Traveling in the humid tropics during rainy season calls for clothes that dry easily, but feel cool when worn. While cotton clothing is cool, it absorbs moisture and takes longer to dry. So leave those denims at home; you’re better off with polyester-blend clothes that have all the positive properties of cotton while drying faster, even in the humid air. Synthetics also tend to take up less room in your luggage, providing you with more space to pack. If you are sightseeing for the day, we highly suggest bringing an extra shirt or pair of socks if you are wearing closed shoes. One minute you are enjoying Vietnamese coffee on the street and the next you are running for cover! It’s all part of the exciting experience.

4. Rainy Season-appropriate footwear

Here are a few tried and tested options:

If you’re traveling during the monsoon season, leave your fashionable leathers at home; You need shoes that make in wet roads without too much damage. Waterproof shoes are an option, but they’ll weigh too much and are no good in a flood. (Besides, they’re just as good keeping water in as out; imagine how stinky your sweaty feet will be once out of those boots!) Bring sandals instead; keep them out of serious floods and you’ll do all right.
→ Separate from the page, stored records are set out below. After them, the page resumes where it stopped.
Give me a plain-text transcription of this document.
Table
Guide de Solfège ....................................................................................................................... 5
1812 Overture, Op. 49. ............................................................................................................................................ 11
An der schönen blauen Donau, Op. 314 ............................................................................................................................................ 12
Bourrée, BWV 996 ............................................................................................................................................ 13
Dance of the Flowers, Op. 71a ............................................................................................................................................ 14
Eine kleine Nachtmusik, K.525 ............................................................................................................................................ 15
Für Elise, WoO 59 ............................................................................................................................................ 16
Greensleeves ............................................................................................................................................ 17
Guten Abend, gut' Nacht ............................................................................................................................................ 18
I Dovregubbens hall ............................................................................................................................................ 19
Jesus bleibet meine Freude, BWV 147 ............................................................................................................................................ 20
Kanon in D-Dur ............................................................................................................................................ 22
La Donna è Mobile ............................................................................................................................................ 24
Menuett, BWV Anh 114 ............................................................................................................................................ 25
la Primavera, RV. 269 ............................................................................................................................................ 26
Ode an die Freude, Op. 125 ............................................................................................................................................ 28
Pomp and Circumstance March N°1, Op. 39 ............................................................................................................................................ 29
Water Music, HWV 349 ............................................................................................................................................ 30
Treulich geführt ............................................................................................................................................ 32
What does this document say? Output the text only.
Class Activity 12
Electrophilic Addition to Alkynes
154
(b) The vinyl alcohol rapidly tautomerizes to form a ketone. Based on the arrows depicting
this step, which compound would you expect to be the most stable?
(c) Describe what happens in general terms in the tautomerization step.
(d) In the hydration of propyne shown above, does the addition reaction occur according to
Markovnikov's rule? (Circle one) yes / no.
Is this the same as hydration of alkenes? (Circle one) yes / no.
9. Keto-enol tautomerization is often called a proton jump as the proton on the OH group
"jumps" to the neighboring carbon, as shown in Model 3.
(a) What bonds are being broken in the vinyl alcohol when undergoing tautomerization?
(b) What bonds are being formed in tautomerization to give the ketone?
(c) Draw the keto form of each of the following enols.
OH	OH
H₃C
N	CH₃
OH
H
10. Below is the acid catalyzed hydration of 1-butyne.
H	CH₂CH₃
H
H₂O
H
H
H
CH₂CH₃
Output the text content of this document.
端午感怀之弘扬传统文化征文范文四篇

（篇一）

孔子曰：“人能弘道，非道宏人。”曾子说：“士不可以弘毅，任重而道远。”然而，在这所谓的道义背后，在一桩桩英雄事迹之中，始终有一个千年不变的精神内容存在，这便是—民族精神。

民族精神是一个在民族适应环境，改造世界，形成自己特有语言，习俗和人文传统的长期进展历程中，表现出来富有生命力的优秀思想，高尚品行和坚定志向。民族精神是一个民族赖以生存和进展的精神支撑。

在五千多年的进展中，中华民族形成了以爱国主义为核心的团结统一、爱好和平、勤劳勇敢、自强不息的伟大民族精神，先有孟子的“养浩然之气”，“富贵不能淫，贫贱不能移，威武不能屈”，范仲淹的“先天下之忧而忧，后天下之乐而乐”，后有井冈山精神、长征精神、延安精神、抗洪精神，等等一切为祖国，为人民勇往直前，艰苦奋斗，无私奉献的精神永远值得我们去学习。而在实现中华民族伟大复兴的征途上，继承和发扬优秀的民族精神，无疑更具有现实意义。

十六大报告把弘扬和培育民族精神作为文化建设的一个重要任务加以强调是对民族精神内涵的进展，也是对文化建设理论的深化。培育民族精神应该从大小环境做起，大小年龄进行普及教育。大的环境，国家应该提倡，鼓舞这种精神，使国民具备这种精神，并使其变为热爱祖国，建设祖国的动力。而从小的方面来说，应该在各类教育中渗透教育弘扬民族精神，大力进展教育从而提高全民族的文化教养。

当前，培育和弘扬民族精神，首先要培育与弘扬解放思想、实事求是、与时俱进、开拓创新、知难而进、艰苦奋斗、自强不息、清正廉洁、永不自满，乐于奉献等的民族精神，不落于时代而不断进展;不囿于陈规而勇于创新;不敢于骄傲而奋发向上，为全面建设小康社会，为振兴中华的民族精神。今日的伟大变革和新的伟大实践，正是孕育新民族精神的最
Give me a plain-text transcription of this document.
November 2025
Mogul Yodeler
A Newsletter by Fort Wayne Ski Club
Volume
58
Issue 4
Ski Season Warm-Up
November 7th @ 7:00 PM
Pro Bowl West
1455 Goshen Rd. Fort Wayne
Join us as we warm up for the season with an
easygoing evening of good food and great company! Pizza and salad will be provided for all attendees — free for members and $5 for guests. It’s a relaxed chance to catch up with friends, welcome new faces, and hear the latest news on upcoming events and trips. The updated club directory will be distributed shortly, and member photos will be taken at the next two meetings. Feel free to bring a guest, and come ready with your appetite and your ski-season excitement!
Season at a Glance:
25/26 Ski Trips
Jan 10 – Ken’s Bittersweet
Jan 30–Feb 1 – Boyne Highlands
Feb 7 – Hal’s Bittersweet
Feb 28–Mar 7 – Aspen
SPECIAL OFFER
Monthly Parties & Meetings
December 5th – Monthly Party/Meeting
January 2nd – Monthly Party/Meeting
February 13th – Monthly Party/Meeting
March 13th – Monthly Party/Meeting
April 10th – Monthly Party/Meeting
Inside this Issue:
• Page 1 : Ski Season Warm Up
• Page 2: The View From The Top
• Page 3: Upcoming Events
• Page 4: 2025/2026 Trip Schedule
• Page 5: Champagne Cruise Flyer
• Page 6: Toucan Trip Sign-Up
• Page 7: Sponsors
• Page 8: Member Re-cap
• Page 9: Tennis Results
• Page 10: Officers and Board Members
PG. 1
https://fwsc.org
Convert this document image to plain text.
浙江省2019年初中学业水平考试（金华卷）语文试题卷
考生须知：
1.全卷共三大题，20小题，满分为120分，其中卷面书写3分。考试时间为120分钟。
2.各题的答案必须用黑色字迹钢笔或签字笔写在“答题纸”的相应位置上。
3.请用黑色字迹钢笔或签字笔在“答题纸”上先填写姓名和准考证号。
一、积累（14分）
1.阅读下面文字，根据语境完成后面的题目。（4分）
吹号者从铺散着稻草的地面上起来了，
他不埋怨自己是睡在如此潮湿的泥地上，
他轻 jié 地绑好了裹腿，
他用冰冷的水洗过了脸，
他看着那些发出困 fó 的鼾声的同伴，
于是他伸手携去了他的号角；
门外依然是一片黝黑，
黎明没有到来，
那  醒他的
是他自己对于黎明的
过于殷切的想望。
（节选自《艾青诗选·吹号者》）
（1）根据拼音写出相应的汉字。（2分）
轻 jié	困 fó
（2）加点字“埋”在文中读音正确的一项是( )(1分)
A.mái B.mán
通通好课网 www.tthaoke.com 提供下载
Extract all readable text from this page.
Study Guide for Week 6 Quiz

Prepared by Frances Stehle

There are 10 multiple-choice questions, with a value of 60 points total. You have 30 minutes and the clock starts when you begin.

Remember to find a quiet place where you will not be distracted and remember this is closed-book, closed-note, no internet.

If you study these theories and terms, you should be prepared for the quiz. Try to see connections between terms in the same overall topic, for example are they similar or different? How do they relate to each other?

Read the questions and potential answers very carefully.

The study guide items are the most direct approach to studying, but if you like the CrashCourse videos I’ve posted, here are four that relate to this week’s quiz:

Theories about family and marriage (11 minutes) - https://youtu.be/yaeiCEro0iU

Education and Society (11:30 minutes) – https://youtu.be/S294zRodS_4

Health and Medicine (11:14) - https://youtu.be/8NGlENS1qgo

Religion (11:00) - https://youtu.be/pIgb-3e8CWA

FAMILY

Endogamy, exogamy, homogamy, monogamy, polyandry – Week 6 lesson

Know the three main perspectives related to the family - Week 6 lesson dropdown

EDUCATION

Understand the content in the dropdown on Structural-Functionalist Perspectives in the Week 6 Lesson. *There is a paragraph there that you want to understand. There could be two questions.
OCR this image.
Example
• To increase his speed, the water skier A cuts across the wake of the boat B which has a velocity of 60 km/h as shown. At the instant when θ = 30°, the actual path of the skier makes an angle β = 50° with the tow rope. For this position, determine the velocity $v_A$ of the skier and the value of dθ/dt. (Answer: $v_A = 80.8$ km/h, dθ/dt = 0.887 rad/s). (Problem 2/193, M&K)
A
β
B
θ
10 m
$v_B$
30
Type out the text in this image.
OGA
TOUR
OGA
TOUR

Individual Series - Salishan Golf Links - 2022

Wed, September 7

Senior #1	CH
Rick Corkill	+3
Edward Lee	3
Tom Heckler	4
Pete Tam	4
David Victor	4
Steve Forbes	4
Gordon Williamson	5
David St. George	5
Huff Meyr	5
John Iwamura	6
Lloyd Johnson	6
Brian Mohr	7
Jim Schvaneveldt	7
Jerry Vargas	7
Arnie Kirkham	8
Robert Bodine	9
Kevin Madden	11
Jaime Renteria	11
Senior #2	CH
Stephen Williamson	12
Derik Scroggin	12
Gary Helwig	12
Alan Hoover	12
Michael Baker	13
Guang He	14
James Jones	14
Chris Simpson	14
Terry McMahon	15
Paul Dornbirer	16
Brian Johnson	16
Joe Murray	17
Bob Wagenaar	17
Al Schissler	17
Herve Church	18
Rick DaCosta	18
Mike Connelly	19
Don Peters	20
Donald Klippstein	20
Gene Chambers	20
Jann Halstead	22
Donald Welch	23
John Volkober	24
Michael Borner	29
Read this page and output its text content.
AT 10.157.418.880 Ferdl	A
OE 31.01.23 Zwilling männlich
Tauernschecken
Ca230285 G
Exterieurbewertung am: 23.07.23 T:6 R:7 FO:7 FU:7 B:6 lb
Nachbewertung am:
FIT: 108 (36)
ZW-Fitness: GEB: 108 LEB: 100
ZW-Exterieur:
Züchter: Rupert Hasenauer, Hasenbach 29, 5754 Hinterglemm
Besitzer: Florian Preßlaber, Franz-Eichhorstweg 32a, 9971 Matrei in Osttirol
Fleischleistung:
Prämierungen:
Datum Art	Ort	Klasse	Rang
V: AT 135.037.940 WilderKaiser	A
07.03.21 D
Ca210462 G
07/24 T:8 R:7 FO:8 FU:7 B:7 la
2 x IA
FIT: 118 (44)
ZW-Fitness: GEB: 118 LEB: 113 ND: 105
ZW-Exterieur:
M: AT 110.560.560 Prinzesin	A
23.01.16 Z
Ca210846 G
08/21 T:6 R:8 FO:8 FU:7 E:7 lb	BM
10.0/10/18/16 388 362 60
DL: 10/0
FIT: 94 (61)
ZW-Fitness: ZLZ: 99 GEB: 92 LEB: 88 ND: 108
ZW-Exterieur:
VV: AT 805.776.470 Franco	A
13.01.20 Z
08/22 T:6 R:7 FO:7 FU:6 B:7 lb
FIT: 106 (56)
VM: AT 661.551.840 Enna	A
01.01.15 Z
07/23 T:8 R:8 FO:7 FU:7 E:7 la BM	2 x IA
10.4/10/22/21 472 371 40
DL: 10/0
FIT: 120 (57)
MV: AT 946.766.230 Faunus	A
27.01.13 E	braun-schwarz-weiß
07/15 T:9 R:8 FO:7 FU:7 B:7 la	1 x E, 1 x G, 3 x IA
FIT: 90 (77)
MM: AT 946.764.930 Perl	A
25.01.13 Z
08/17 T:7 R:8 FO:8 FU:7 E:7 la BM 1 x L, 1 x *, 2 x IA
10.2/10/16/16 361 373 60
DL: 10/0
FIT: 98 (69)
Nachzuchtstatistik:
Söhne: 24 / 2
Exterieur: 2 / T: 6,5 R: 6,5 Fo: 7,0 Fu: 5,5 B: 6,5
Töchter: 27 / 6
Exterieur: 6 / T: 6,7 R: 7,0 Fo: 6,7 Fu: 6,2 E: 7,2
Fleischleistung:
You can hook them on your backpack while walking around in case the weather has a sudden change. Never underestimate the power of outside straps on a backpack when traveling. Don’t walk outdoors in your sandals if you have broken skin on your feet, though – that’s asking for trouble.

And, as you’re in Vietnam, you might as well dress like a Vietnamese. Treat yourself to a pair of iconic beehive slippers (‘dep to ong’). The legendary footwear that saves you from heavy downpours with waterproof and non-slippery features will cost you only $1.5 (VND 30,000). Plus, they are comfy and perfect for the muddy rainy season in Vietnam as all you have to do in the aftermath is to rinse off the dirt. They are cute too, kind of.

"Dep Ong shoes"

“Dep Ong shoes”. Don’t knock em till’ you try em’

5.Germ-killers

Don’t face the monsoon season without some protection against germs. Bring a tube of hand sanitizer to rub it on your hands after coming into contact with damp surfaces. If the water’s looking iffy, take a SteriPen water purifier to treat your drinks with. Both will cut down on the risk of contracting cholera, dysentery or other nasty bugs.

6. Silica gel

You’ll find your bag contents can get all damp and mushy in the humidity of the rainy season. Your electronics and camera equipment are particularly vulnerable to the high moisture content in the air. Fight humidity in your luggage with packs of silica gel – these little pouches suck up ambient moisture and keep your bag internals dry even in high humidity.

8.Protective gear for your luggage 

The rain can come over at any time during the rainy season (hence the name).  While dark clouds are a good indicator, the weather can be very unpredictable. It will be in your best interest to keep some dry packs or waterproof covers. These are compact, good for the environment and durable. Backpack covers can be bought in Vietnam as there are many shops with the Northface brand.

We hope this gave you some tips for the rainy season in Vietnam. Remember to use your instinct during these seasons. If the rain and winds are light, take it easy on the motorbike, but if there are heavy downpours – rather stop on the side, have a coffee and wait until it passes. It is not worth the risk.

If you are in the north, check out Hanoi’sweatherdude for some predictions and forecasts while traveling.